Advanced Customer Due Diligence: Using Driver Analysis
An investment firm wanted to expand their portfolio of companies by purchasing an existing B2B company. As part of the due diligence process, the investment firm worked with the target company to acquire their customer email list for a Web-based customer survey.
The investment firm used a customer relationship diagnostic to collect customer feedback. The CRD is a brief survey that asks customers about different types of customer loyalty, satisfaction with general CX touch points, relative performance and a few company-specific questions.
The response rate for the survey was about 70% and consisted primarily of decision makers and decision influencers (~80%) and were Managers, Directors or Executives (~70%).
Customer loyalty results are located in Figure 1. As you can see, customers reported moderate levels of customer loyalty for most of the loyalty questions (e.g., advocacy and retention). For purchasing loyalty, customers reported low likelihood of buying different products and low likelihood of expanding the use of the target company’s solutions.
Results of the CX ratings can be found in Figure 2. Based on the survey results, the customers were moderately satisfied with their experiences across the touch points, except for Communications from the Company and Future Product/Company Direction.
Between 20% and 50% of the customers said they were dissatisfied with each of the seven customer touch points.

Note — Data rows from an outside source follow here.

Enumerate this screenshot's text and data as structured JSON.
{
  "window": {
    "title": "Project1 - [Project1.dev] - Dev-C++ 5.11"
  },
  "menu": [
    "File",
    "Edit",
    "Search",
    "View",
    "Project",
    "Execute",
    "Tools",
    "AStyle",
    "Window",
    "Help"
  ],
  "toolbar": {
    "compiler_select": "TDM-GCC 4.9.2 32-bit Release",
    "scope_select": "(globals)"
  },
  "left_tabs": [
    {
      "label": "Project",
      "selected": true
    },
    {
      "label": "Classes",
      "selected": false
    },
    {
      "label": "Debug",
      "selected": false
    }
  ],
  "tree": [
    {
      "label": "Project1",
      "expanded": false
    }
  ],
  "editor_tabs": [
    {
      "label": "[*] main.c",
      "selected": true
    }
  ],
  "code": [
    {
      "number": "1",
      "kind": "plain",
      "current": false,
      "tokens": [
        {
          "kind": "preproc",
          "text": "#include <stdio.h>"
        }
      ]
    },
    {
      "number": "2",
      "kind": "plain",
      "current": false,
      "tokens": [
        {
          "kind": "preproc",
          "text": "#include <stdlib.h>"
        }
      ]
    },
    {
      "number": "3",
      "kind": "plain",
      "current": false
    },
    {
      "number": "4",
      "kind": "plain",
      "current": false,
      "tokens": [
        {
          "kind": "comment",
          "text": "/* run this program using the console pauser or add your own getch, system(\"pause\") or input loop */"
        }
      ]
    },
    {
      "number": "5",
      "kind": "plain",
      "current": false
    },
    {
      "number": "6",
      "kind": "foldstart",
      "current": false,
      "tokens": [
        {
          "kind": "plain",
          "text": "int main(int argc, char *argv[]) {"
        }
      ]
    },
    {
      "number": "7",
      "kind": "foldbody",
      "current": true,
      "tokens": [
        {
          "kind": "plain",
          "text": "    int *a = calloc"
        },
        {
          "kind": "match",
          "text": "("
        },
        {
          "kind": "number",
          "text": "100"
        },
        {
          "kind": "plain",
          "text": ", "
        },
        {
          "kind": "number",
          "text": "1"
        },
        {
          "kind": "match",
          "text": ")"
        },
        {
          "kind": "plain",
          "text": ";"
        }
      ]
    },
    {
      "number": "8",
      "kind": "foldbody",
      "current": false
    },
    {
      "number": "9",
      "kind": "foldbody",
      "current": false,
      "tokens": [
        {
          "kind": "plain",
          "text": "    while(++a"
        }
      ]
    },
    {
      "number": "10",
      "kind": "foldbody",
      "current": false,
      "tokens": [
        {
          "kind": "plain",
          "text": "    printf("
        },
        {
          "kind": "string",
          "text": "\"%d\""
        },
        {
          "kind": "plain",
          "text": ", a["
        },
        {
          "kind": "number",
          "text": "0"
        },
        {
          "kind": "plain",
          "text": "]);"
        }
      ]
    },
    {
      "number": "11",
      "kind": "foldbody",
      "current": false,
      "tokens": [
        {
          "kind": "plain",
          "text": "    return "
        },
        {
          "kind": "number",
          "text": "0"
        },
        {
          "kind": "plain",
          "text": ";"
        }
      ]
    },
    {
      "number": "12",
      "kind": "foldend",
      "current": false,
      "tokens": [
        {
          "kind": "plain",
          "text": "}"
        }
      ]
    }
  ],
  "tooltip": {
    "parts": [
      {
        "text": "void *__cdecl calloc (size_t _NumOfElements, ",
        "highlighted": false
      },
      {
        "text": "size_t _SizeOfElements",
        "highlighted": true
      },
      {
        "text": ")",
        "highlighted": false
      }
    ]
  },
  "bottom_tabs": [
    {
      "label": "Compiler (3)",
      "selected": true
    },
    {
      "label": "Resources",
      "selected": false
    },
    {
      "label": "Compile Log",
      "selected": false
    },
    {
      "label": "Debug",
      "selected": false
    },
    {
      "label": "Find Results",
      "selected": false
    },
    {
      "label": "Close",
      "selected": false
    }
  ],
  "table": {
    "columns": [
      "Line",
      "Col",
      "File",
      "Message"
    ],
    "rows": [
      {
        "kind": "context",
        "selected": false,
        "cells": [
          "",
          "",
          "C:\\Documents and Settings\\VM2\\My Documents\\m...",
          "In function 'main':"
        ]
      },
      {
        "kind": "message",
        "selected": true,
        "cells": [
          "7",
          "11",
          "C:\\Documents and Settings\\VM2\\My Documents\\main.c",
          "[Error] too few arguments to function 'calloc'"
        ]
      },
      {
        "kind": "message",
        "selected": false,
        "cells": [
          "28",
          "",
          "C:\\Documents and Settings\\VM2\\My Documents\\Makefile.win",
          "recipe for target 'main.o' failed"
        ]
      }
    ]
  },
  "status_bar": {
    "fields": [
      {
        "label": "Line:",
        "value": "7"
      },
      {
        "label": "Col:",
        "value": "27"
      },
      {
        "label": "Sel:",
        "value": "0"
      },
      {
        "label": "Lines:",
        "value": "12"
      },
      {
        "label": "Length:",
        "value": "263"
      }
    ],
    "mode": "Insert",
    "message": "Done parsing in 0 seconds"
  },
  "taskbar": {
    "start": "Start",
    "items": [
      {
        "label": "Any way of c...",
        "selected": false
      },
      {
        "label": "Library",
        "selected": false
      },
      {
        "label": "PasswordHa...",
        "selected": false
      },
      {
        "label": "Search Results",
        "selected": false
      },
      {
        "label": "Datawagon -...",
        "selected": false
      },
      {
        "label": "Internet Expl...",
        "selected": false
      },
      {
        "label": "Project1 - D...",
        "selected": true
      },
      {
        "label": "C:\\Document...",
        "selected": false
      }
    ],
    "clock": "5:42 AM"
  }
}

Relative Performance Assessment Results
Results of the Relative Performance Assessment ratings are located in Figure 3. As you can see, customers said that only 42% of the customers indicated that the company was better than the competition. Almost 60% of the customers indicated that the company was the same worse than most other competitors.
After re-scaling the values of the 5-point rating scale (1 = worst to 5 = best) to a 0-100 scale, I estimated that the target company falls roughly at the 54th percentile in their industry; that is, the company’s performance is typical when compared to their competition.
Determining Dollar Value of Loyalty
To estimate the expected revenue gains/losses of the target company, I worked with the investment firm to translate the customer loyalty ratings into a dollar value. We employed subject matter experts (SMEs) as well as analyzed existing financial reports of the target company to arrive at our best guess of expected annual revenue gains through new customers (~$300k)) and existing customers (through purchasing new/different products – ~$160k) and estimated the annual revenue at risk due to churn (by customers stop using the company ~ $450k).
Overall, the customer feedback confirmed the valuation of the company. While the target company was perceived to be in the middle of the pack in their industry (ranked at 54th percentile) and the future direction of their products/company appeared dismal (50% are dissatisfied), investors believed they had the management team that could address these shortcomings. The investment company decided to buy the company.
Where to Make Improvements
The investors now became the business owner, and, consequently, needed to manage the business to secure its future. The survey results were analyzed to help decide where to best allocate resources in areas that will improve customer loyalty (and revenue) while minimizing the improvement costs.
Using driver analysis on the existing data, the investment firm found that there were three key drivers of customer loyalty: 1) product quality, 2) communications from the company and 3) future product/company direction. Again, using SMEs, we were able to estimate the ROI for improving each of the three key drivers. It turns out that the greatest ROI for CX improvements would be achieved by improving communications from the company and future product/company direction.